牡丹雪樹林(じゆりん)にふかくふりこめばかくも豊かにてものみなゆらぐ

坪野哲久『桜』(1940)

 

「日々のクオリア」の石川担当回もあとわずかになった。牡丹雪の時季にはまだ早いのだが、今年のはじめから気になっていた(そして古書店で『坪野哲久全歌集』を買ってしまうきっかけになった)一首なので、思い残すことのないように引いておきたい。

際限なく樹林に降り続ける、重く湿った牡丹雪。「かくも豊かにて」には、そのような光景を客観的に評価する冷静さが感じられる。たとえばこの後に、「かくも豊かな季節を思ふ」とか、「かくも豊かにて我はさびしゑ」とか、あっさりとした結句が続いていたならば、実に凡庸な歌で終わっていただろう。

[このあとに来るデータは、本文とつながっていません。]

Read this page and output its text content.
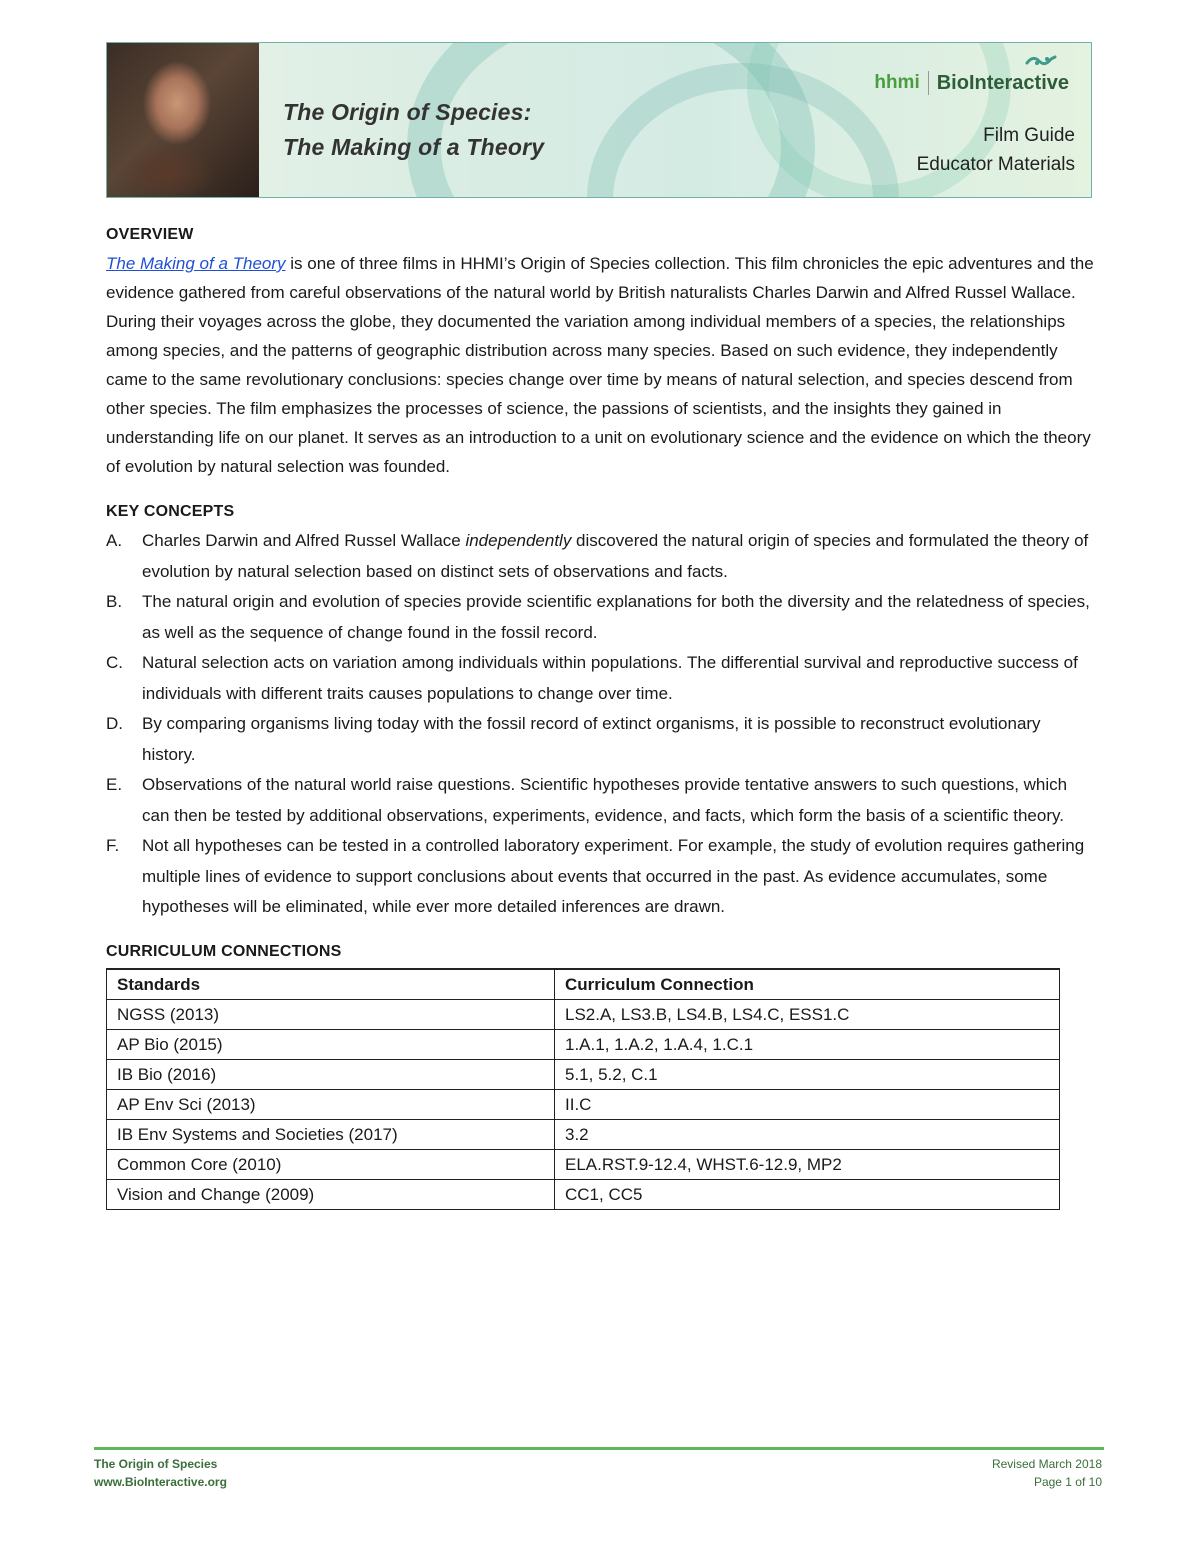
The Origin of Species:
The Making of a Theory
hhmi BioInteractive
Film Guide
Educator Materials
OVERVIEW

The Making of a Theory is one of three films in HHMI’s Origin of Species collection. This film chronicles the epic adventures and the evidence gathered from careful observations of the natural world by British naturalists Charles Darwin and Alfred Russel Wallace. During their voyages across the globe, they documented the variation among individual members of a species, the relationships among species, and the patterns of geographic distribution across many species. Based on such evidence, they independently came to the same revolutionary conclusions: species change over time by means of natural selection, and species descend from other species. The film emphasizes the processes of science, the passions of scientists, and the insights they gained in understanding life on our planet. It serves as an introduction to a unit on evolutionary science and the evidence on which the theory of evolution by natural selection was founded.

KEY CONCEPTS
A.	Charles Darwin and Alfred Russel Wallace independently discovered the natural origin of species and formulated the theory of evolution by natural selection based on distinct sets of observations and facts.
B.	The natural origin and evolution of species provide scientific explanations for both the diversity and the relatedness of species, as well as the sequence of change found in the fossil record.
C.	Natural selection acts on variation among individuals within populations. The differential survival and reproductive success of individuals with different traits causes populations to change over time.
D.	By comparing organisms living today with the fossil record of extinct organisms, it is possible to reconstruct evolutionary history.
E.	Observations of the natural world raise questions. Scientific hypotheses provide tentative answers to such questions, which can then be tested by additional observations, experiments, evidence, and facts, which form the basis of a scientific theory.
F.	Not all hypotheses can be tested in a controlled laboratory experiment. For example, the study of evolution requires gathering multiple lines of evidence to support conclusions about events that occurred in the past. As evidence accumulates, some hypotheses will be eliminated, while ever more detailed inferences are drawn.
CURRICULUM CONNECTIONS
Standards	Curriculum Connection
NGSS (2013)	LS2.A, LS3.B, LS4.B, LS4.C, ESS1.C
AP Bio (2015)	1.A.1, 1.A.2, 1.A.4, 1.C.1
IB Bio (2016)	5.1, 5.2, C.1
AP Env Sci (2013)	II.C
IB Env Systems and Societies (2017)	3.2
Common Core (2010)	ELA.RST.9-12.4, WHST.6-12.9, MP2
Vision and Change (2009)	CC1, CC5
The Origin of Species
www.BioInteractive.org
Revised March 2018
Page 1 of 10
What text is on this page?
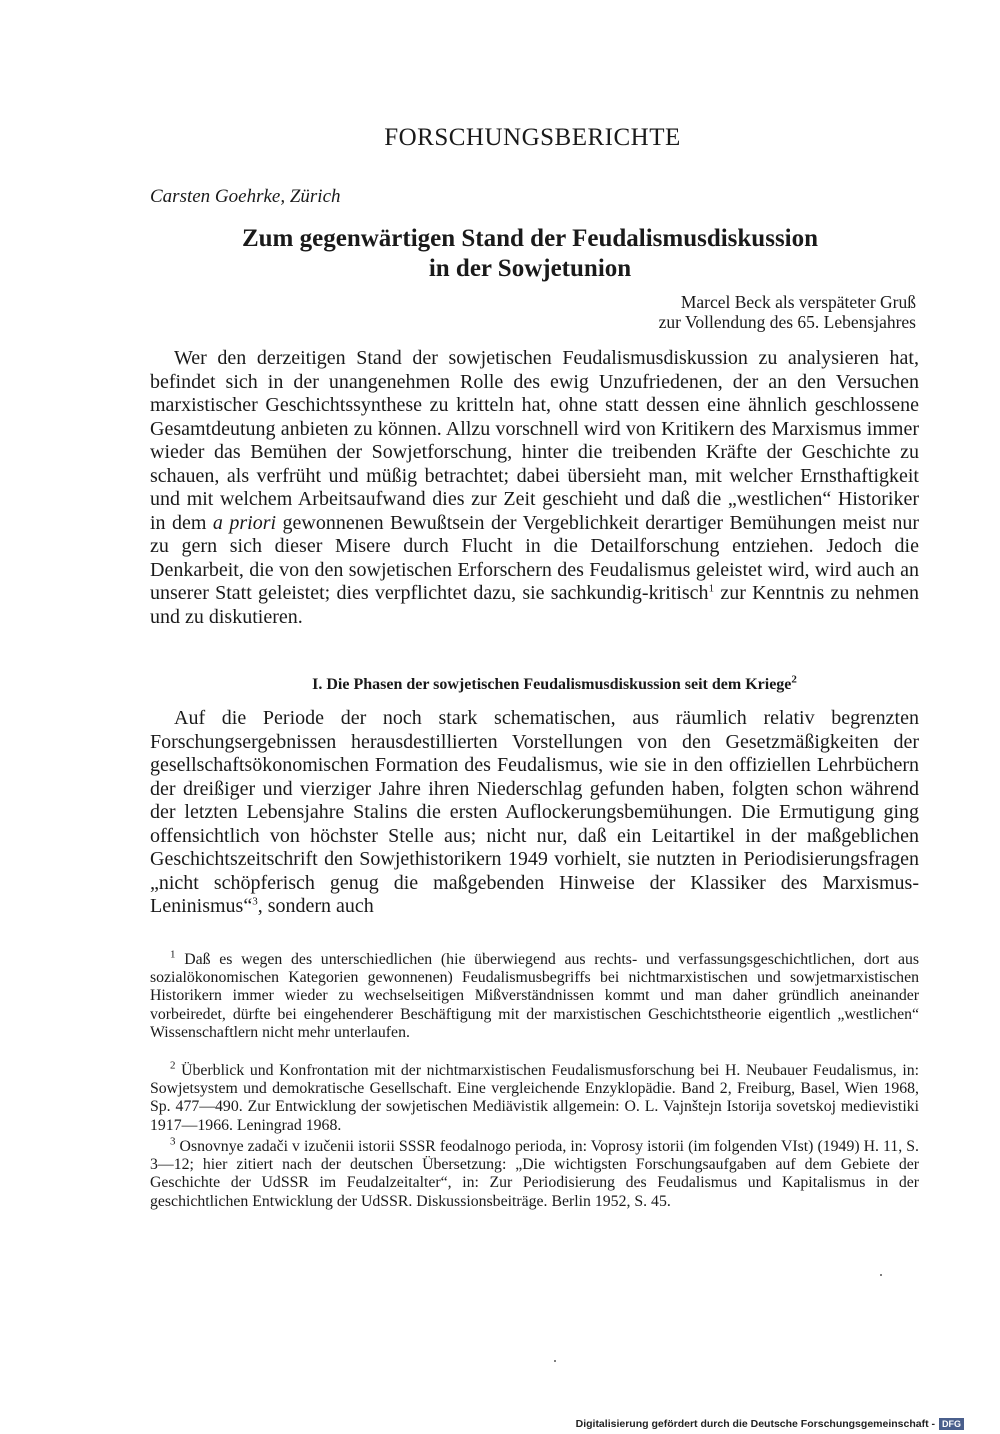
FORSCHUNGSBERICHTE

Carsten Goehrke, Zürich

Zum gegenwärtigen Stand der Feudalismusdiskussion
in der Sowjetunion
Marcel Beck als verspäteter Gruß
zur Vollendung des 65. Lebensjahres

Wer den derzeitigen Stand der sowjetischen Feudalismusdiskussion zu analysieren hat, befindet sich in der unangenehmen Rolle des ewig Unzufriedenen, der an den Versuchen marxistischer Geschichtssynthese zu kritteln hat, ohne statt dessen eine ähnlich geschlossene Gesamtdeutung anbieten zu können. Allzu vorschnell wird von Kritikern des Marxismus immer wieder das Bemühen der Sowjetforschung, hinter die treibenden Kräfte der Geschichte zu schauen, als verfrüht und müßig betrachtet; dabei übersieht man, mit welcher Ernsthaftigkeit und mit welchem Arbeitsaufwand dies zur Zeit geschieht und daß die „westlichen“ Historiker in dem a priori gewonnenen Bewußtsein der Vergeblichkeit derartiger Bemühungen meist nur zu gern sich dieser Misere durch Flucht in die Detailforschung entziehen. Jedoch die Denkarbeit, die von den sowjetischen Erforschern des Feudalismus geleistet wird, wird auch an unserer Statt geleistet; dies verpflichtet dazu, sie sachkundig-kritisch$^1$ zur Kenntnis zu nehmen und zu diskutieren.

I. Die Phasen der sowjetischen Feudalismusdiskussion seit dem Kriege$^2$

Auf die Periode der noch stark schematischen, aus räumlich relativ begrenzten Forschungsergebnissen herausdestillierten Vorstellungen von den Gesetzmäßigkeiten der gesellschaftsökonomischen Formation des Feudalismus, wie sie in den offiziellen Lehrbüchern der dreißiger und vierziger Jahre ihren Niederschlag gefunden haben, folgten schon während der letzten Lebensjahre Stalins die ersten Auflockerungsbemühungen. Die Ermutigung ging offensichtlich von höchster Stelle aus; nicht nur, daß ein Leitartikel in der maßgeblichen Geschichtszeitschrift den Sowjethistorikern 1949 vorhielt, sie nutzten in Periodisierungsfragen „nicht schöpferisch genug die maßgebenden Hinweise der Klassiker des Marxismus-Leninismus“$^3$, sondern auch

$^1$ Daß es wegen des unterschiedlichen (hie überwiegend aus rechts- und verfassungsgeschichtlichen, dort aus sozialökonomischen Kategorien gewonnenen) Feudalismusbegriffs bei nichtmarxistischen und sowjetmarxistischen Historikern immer wieder zu wechselseitigen Mißverständnissen kommt und man daher gründlich aneinander vorbeiredet, dürfte bei eingehenderer Beschäftigung mit der marxistischen Geschichtstheorie eigentlich „westlichen“ Wissenschaftlern nicht mehr unterlaufen.

$^2$ Überblick und Konfrontation mit der nichtmarxistischen Feudalismusforschung bei H. Neubauer Feudalismus, in: Sowjetsystem und demokratische Gesellschaft. Eine vergleichende Enzyklopädie. Band 2, Freiburg, Basel, Wien 1968, Sp. 477—490. Zur Entwicklung der sowjetischen Mediävistik allgemein: O. L. Vajnštejn Istorija sovetskoj medievistiki 1917—1966. Leningrad 1968.

$^3$ Osnovnye zadači v izučenii istorii SSSR feodalnogo perioda, in: Voprosy istorii (im folgenden VIst) (1949) H. 11, S. 3—12; hier zitiert nach der deutschen Übersetzung: „Die wichtigsten Forschungsaufgaben auf dem Gebiete der Geschichte der UdSSR im Feudalzeitalter“, in: Zur Periodisierung des Feudalismus und Kapitalismus in der geschichtlichen Entwicklung der UdSSR. Diskussionsbeiträge. Berlin 1952, S. 45.

Digitalisierung gefördert durch die Deutsche Forschungsgemeinschaft - DFG
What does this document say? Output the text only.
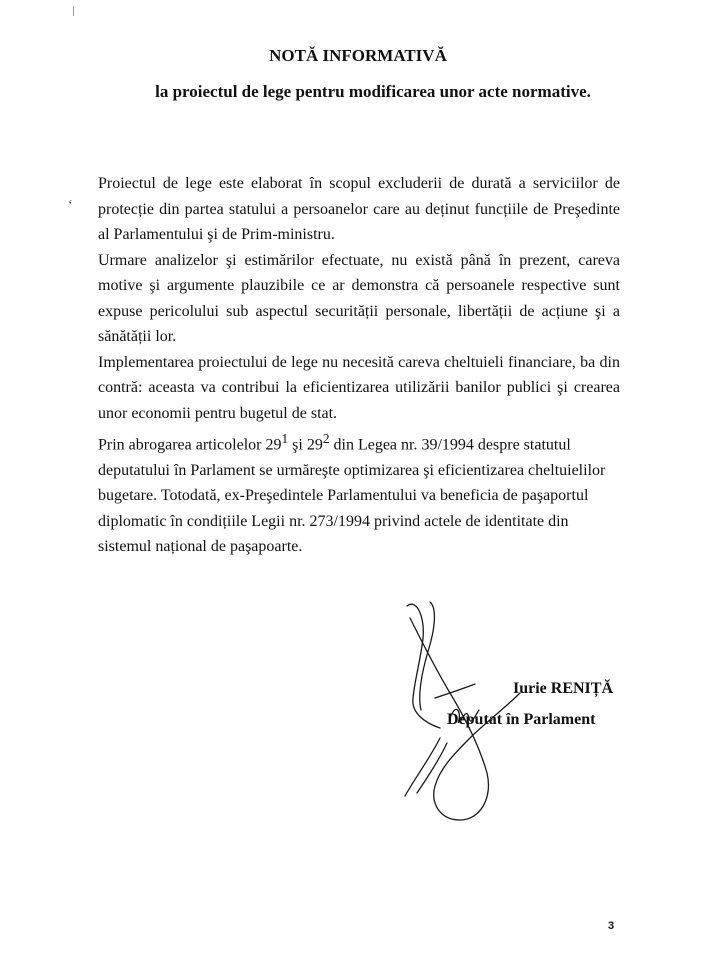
NOTĂ INFORMATIVĂ
la proiectul de lege pentru modificarea unor acte normative.
‘

Proiectul de lege este elaborat în scopul excluderii de durată a serviciilor de protecție din partea statului a persoanelor care au deținut funcțiile de Preşedinte al Parlamentului şi de Prim-ministru.

Urmare analizelor şi estimărilor efectuate, nu există până în prezent, careva motive şi argumente plauzibile ce ar demonstra că persoanele respective sunt expuse pericolului sub aspectul securității personale, libertății de acțiune şi a sănătății lor.

Implementarea proiectului de lege nu necesită careva cheltuieli financiare, ba din contră: aceasta va contribui la eficientizarea utilizării banilor publici şi crearea unor economii pentru bugetul de stat.

Prin abrogarea articolelor $29^1$ şi $29^2$ din Legea nr. 39/1994 despre statutul deputatului în Parlament se urmăreşte optimizarea şi eficientizarea cheltuielilor bugetare. Totodată, ex-Preşedintele Parlamentului va beneficia de paşaportul diplomatic în condițiile Legii nr. 273/1994 privind actele de identitate din sistemul național de paşapoarte.

Iurie RENIȚĂ
Deputat în Parlament
3
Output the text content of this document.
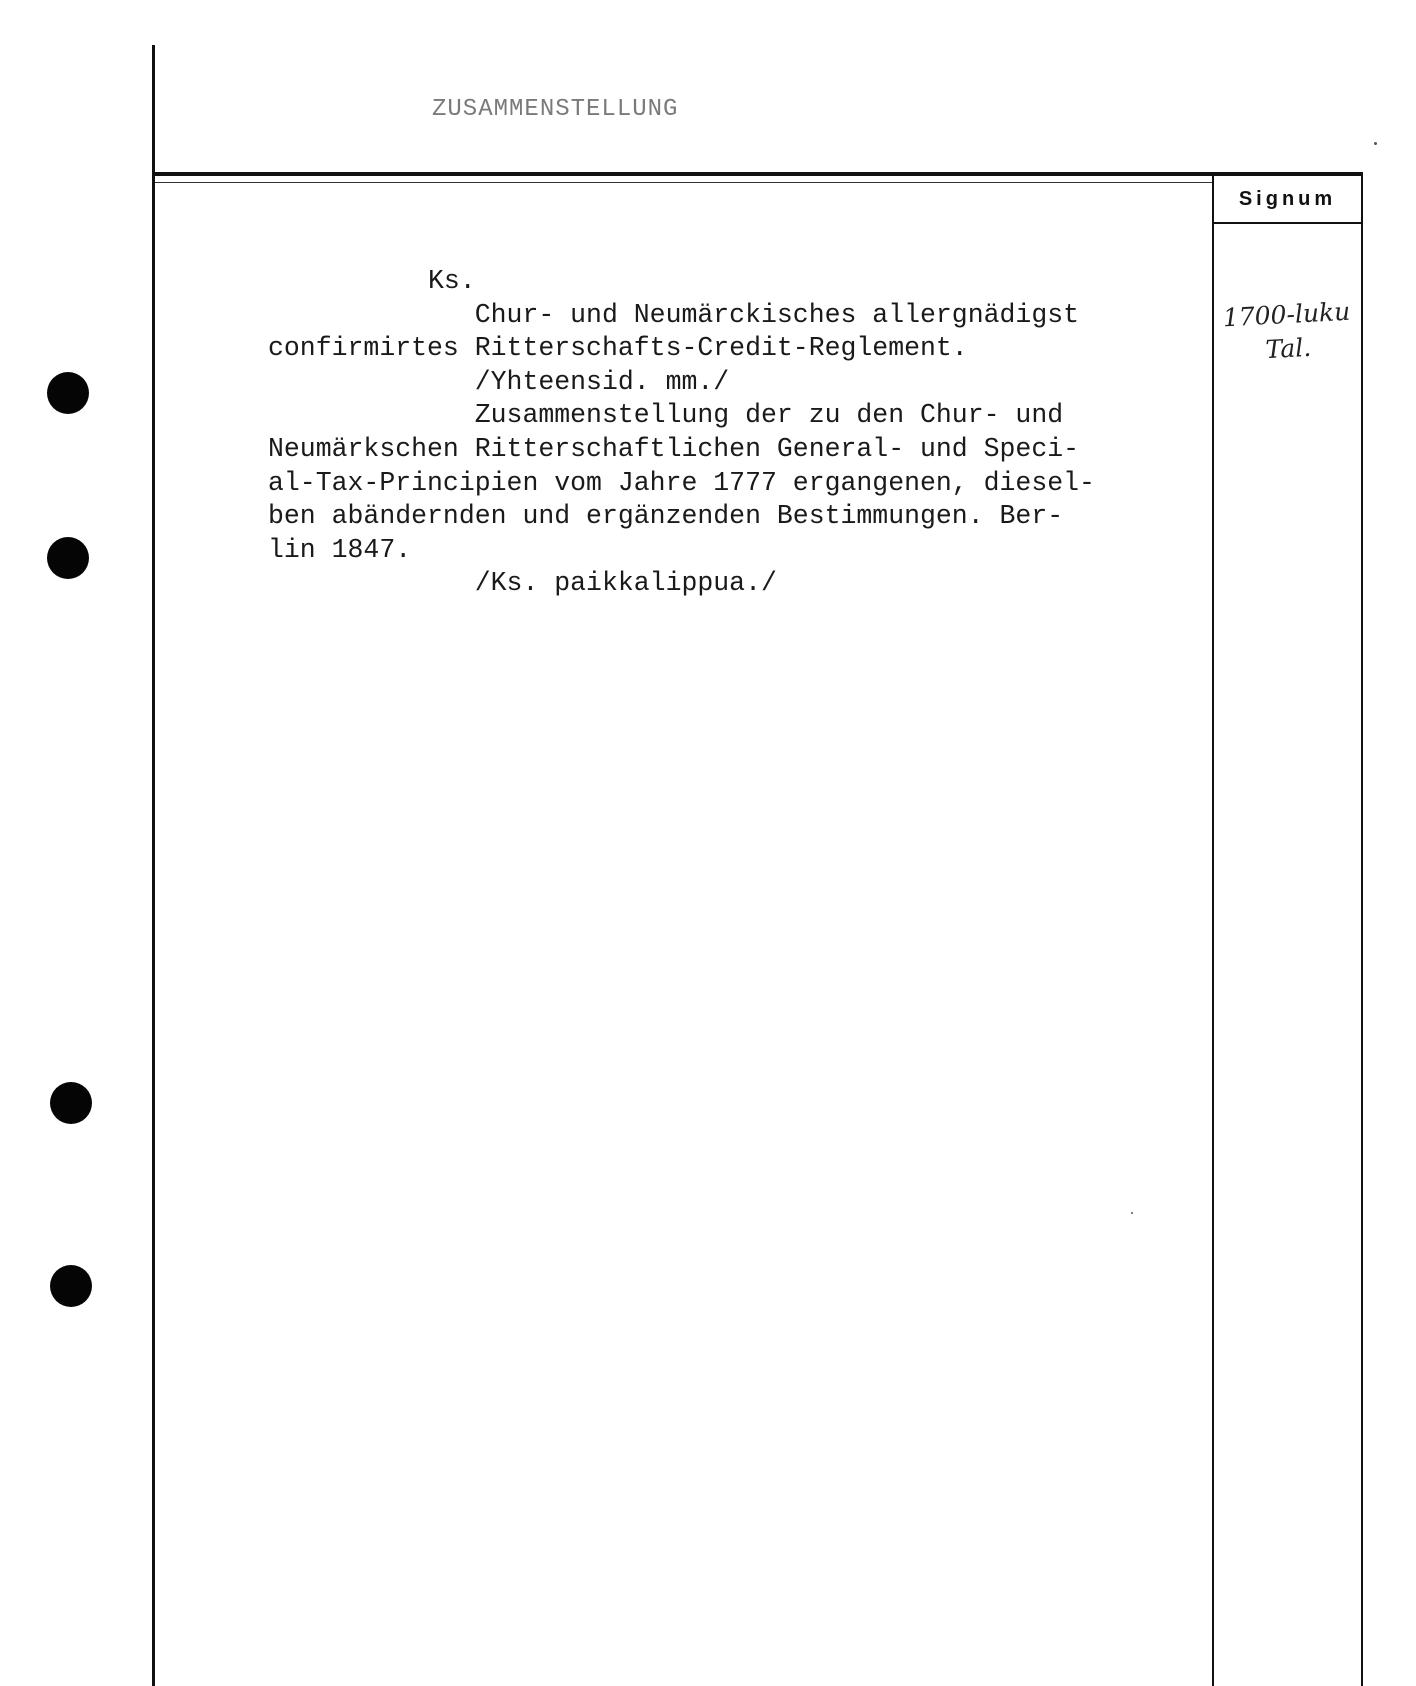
ZUSAMMENSTELLUNG
Signum
1700-luku
Tal.
Ks.
Chur- und Neumärckisches allergnädigst
confirmirtes Ritterschafts-Credit-Reglement.
/Yhteensid. mm./
Zusammenstellung der zu den Chur- und
Neumärkschen Ritterschaftlichen General- und Speci-
al-Tax-Principien vom Jahre 1777 ergangenen, diesel-
ben abändernden und ergänzenden Bestimmungen. Ber-
lin 1847.
/Ks. paikkalippua./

この一首を非凡なものにしているのは、何と言っても結句の「ものみなゆらぐ」だ。牡丹雪の重さが、そして、雪の降る美しい風景が、世界の全てを揺るがせる。このダイナミックな把握はどうだろう。「ものみなゆらぐ」と感じる語り手の心も、やはり熱くぐらぐらと揺れているようだ。

「牡丹雪樹林にふかくふりこめば」で「BO」「JU」「FU」「FU」とくぐもった音を重ねておいて、「かくも豊かにて」の「KA」音でぱっと明るく転換され、一気に結句へとなだれ込む、韻律の運び方も非常に美しい。

ほぼ同時期に刊行された合同歌集『新風十人』にも収められている歌だが、こちらでは「豊か」が「豊(ゆたか)」という表記になっている。

 

  牡丹雪ふり昏(くら)むとき人われや眉おもおもとかなしみ覚ゆ

 

同じころの作。こちらは、「人われや」以降がやや理屈っぽく、個人的には「ものみなゆらぐ」ほどのインパクトはない。ただ、「ふり昏む」という語はこよなく美しい。